No Brasil mais da metade da população já não tem garantia de comida em casa — afirma-o pesquisa veiculada na Istoédinheiro. Ou seja: não somente os que já se filiam ao infame número de miseráveis (27 milhões, triplicado em seis meses segundo o IBGE, via 247); também os que ainda fora dele estão perdendo empregos e desfazendo-se das escassas poupanças não têm assegurado o direito ao filho de comer um pedaço de pão.
De uns tempos para cá — em especial no Brasil a partir de 2016 — passamos a descrer na humanidade em nível de Civilização. Não podemos admitir progresso paralelo à miséria de milhões.
Espasmos de reação ocorrem aqui e ali: o estado
de Nova York deseja (!) aumentar impostos de pessoas com renda superior a US$ 1
milhão. Cremos que tal pretensão morra no nascedouro.
O status
quo que domina o planeta cunhou uma expressão para macular quem fale em
distribuição de renda, menos desigualdade: comunista. Mas comunismo para essa
gente é justamente não a doutrina que defenda o socialismo real (ainda utópico)
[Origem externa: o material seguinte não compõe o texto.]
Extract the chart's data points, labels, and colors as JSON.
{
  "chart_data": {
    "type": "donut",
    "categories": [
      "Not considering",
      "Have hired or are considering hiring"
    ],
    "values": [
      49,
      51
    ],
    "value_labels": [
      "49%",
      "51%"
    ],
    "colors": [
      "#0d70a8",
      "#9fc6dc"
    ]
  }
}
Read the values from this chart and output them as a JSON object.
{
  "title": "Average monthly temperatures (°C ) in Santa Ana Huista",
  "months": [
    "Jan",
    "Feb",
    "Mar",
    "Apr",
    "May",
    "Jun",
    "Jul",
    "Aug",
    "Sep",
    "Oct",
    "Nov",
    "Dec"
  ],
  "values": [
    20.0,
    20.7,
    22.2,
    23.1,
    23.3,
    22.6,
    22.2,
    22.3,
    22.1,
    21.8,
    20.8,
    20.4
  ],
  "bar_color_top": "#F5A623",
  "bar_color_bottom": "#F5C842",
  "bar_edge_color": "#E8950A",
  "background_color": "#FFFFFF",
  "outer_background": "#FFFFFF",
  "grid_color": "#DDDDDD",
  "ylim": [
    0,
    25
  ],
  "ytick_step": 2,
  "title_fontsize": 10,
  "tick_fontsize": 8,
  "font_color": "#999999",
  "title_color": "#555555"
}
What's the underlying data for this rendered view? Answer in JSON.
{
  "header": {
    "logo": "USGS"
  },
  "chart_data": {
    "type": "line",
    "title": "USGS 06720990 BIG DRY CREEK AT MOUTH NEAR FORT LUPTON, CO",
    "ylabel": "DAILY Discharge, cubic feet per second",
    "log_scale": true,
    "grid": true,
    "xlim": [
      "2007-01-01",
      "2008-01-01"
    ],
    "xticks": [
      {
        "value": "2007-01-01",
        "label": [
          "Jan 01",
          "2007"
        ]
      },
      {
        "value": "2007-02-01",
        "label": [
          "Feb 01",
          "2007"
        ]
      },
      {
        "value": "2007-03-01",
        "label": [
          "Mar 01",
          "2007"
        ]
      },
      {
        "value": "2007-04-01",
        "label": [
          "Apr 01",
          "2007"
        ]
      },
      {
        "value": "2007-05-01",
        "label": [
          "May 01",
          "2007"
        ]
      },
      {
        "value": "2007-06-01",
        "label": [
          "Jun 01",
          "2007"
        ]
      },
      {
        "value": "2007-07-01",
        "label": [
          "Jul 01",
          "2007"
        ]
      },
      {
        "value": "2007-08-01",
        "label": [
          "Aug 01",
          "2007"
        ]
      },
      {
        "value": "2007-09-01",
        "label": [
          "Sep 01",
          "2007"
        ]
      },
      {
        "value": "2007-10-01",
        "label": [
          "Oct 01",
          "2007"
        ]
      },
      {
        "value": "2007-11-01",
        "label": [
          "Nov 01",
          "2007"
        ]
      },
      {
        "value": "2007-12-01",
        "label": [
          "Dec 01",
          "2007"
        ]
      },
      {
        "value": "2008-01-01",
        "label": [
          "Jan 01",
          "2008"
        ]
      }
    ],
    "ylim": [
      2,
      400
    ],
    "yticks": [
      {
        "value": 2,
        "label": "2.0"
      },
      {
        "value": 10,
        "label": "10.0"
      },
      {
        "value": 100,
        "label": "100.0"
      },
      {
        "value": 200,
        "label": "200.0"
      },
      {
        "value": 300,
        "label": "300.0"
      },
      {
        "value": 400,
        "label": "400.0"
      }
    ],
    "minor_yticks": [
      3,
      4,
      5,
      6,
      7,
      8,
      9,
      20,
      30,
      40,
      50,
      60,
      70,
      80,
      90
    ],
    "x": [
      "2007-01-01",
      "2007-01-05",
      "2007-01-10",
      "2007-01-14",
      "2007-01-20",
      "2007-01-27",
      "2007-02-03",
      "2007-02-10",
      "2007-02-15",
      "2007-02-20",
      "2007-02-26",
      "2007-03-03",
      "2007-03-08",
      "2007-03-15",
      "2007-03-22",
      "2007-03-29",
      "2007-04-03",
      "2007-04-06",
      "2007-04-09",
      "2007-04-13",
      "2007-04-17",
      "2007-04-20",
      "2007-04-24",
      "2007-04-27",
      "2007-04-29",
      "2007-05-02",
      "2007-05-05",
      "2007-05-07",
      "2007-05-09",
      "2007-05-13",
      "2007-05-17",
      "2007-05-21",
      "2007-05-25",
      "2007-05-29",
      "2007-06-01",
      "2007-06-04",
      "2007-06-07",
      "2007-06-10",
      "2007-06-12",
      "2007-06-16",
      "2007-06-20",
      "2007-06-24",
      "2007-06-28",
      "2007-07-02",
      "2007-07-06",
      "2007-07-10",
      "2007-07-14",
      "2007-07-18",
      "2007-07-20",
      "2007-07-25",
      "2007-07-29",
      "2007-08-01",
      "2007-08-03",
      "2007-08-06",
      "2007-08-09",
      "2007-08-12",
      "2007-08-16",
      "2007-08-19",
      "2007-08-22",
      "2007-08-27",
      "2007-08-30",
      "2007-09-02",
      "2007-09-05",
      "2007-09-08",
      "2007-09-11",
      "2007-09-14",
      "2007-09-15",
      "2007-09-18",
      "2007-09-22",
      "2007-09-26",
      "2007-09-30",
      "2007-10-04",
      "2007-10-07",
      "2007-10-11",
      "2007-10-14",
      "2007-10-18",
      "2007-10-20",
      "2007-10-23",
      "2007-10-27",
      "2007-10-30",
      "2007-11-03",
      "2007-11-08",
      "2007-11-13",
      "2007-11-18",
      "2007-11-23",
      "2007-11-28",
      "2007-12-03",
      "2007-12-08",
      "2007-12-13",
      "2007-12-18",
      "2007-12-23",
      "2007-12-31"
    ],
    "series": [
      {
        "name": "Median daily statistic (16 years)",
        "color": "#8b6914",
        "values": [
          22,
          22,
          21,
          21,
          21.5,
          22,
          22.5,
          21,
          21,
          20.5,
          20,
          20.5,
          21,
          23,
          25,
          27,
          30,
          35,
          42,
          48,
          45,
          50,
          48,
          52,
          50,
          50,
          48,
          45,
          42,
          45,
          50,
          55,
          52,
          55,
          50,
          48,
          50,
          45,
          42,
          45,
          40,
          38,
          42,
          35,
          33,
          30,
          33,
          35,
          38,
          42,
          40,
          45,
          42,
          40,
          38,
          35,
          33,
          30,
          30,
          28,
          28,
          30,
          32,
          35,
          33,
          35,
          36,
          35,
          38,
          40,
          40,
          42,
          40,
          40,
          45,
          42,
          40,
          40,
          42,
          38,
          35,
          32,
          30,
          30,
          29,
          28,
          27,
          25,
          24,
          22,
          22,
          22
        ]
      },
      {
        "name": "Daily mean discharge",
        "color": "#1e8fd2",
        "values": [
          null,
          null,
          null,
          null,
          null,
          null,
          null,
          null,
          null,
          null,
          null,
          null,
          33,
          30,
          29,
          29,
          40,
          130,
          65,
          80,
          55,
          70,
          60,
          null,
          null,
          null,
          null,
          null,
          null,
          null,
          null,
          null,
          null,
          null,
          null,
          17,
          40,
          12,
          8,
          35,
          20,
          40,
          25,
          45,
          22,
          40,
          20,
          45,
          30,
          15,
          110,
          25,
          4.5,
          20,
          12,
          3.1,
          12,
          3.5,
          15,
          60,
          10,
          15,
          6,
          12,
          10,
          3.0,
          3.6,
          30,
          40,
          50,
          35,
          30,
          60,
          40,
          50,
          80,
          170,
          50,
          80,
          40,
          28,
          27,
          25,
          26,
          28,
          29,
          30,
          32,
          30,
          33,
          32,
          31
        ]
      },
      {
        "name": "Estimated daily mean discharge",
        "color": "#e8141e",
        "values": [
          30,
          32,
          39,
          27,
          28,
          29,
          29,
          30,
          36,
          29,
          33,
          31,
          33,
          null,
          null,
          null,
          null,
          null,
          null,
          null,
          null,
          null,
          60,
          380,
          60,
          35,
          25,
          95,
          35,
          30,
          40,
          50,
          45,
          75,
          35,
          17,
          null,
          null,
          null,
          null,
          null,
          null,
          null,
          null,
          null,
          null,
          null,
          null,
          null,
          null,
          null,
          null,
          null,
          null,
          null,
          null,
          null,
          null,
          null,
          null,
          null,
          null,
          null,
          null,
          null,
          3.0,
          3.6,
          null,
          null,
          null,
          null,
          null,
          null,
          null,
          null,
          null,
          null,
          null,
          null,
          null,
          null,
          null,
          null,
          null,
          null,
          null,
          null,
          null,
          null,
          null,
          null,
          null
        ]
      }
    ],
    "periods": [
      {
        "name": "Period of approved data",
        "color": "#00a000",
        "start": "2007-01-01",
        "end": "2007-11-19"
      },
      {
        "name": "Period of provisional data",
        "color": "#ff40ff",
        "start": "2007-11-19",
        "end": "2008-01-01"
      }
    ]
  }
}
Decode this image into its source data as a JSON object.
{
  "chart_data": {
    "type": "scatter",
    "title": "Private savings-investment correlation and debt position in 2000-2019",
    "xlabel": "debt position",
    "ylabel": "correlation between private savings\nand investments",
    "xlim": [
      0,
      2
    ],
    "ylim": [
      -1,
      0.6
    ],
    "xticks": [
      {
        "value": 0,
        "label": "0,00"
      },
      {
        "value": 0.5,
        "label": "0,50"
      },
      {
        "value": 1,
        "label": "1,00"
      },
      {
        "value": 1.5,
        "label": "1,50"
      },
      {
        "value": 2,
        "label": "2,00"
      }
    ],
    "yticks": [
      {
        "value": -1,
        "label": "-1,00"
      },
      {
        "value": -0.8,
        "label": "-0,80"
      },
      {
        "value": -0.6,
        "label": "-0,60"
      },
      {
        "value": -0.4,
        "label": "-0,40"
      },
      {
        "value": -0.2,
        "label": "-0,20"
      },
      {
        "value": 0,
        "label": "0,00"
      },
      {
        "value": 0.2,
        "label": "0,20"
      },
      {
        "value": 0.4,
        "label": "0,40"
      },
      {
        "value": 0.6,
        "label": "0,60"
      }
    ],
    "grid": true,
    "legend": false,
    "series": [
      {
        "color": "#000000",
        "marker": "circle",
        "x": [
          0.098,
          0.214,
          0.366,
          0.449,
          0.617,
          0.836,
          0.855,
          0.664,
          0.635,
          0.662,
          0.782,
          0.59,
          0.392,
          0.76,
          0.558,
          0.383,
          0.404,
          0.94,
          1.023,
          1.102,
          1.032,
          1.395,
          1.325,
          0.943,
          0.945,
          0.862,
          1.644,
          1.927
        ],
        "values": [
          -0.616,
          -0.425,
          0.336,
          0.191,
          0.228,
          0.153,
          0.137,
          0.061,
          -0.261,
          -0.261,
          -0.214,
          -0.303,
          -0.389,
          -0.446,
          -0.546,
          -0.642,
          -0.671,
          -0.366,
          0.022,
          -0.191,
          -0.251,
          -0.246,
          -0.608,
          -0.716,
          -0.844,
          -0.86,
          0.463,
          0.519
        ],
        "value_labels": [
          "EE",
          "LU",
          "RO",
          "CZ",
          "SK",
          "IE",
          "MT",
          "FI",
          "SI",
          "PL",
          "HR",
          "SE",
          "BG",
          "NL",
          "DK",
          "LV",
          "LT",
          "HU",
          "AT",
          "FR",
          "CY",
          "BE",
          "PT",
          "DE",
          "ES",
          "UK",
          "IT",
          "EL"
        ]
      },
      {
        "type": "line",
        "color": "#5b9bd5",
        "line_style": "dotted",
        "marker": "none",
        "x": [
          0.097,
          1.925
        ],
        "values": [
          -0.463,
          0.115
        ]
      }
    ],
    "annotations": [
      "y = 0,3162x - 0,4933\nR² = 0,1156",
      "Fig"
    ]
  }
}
mas o que o sinonimize com um autoritarismo na linha stalinista.
O cristianismo primitivo, os socialdemocratas,
como os comunistas têm em comum a preocupação em relação aos pobres como
destinatários da miséria material e espiritual programada para o planeta. Mas,
como o disse Dom Hélder Câmara: “Quando dou comida aos pobres me chamam de
santo; quando pergunto por que são pobres me chamam de comunista”.
Em outra vertente nos deparamos com singulares diálogos e tratamentos com que se passaram a tratar Excelências encasteladas no STF (exemplo do que se perpetra em boa parte das cortes do país): um Advogado-Geral da União esquece do Direito amparado na Lei Maior do Estado de Direito ao qual cabe defender e se baseia na Bíblia para justificar seu ponto de vista(?!!!). O Procurador-Geral da República afirma que a fé “também salva vidas” (faltou quem perguntasse o que têm Malafaia, Edir Macedo, Valdomiro, Bispo Rodrigues e quejandos de contribuição no combate à pandemia). Uma das Excelências — diante do absurdo defendido por outrem — diz ter o indigitado chegado de Marte.
Sendo assunto de cada segundo cotidiano a
pandemia em sua versão Brasil do inquilino do Alvorada já vislumbra logo ali a
possibilidade de cinco mil mortes diárias (alerta do presidente do Butantan). A
fala começou a se tornar realidade na quinta-feira (8) quando o número de mortes alcançou
4.249.
Enquanto isso hospitais das Forças Armadas
deixam até 85% de leitos ociosos e não permitem que sirvam para atendimento a civis (247).
E por aí vamos! Este o ‘sangue’ de que
dispomos para escrever.
No mundo real um punhado debocha da
humanidade; um outro, encastelado por entre pilares dos palácios que os abriga,
perde o bom senso e nada mais nada menos traduz em deboche o que se tornaram
estes tempos.
Certo estamos que entre o mundo ideal e o
deboche estes tempos bizarros escolheram o último.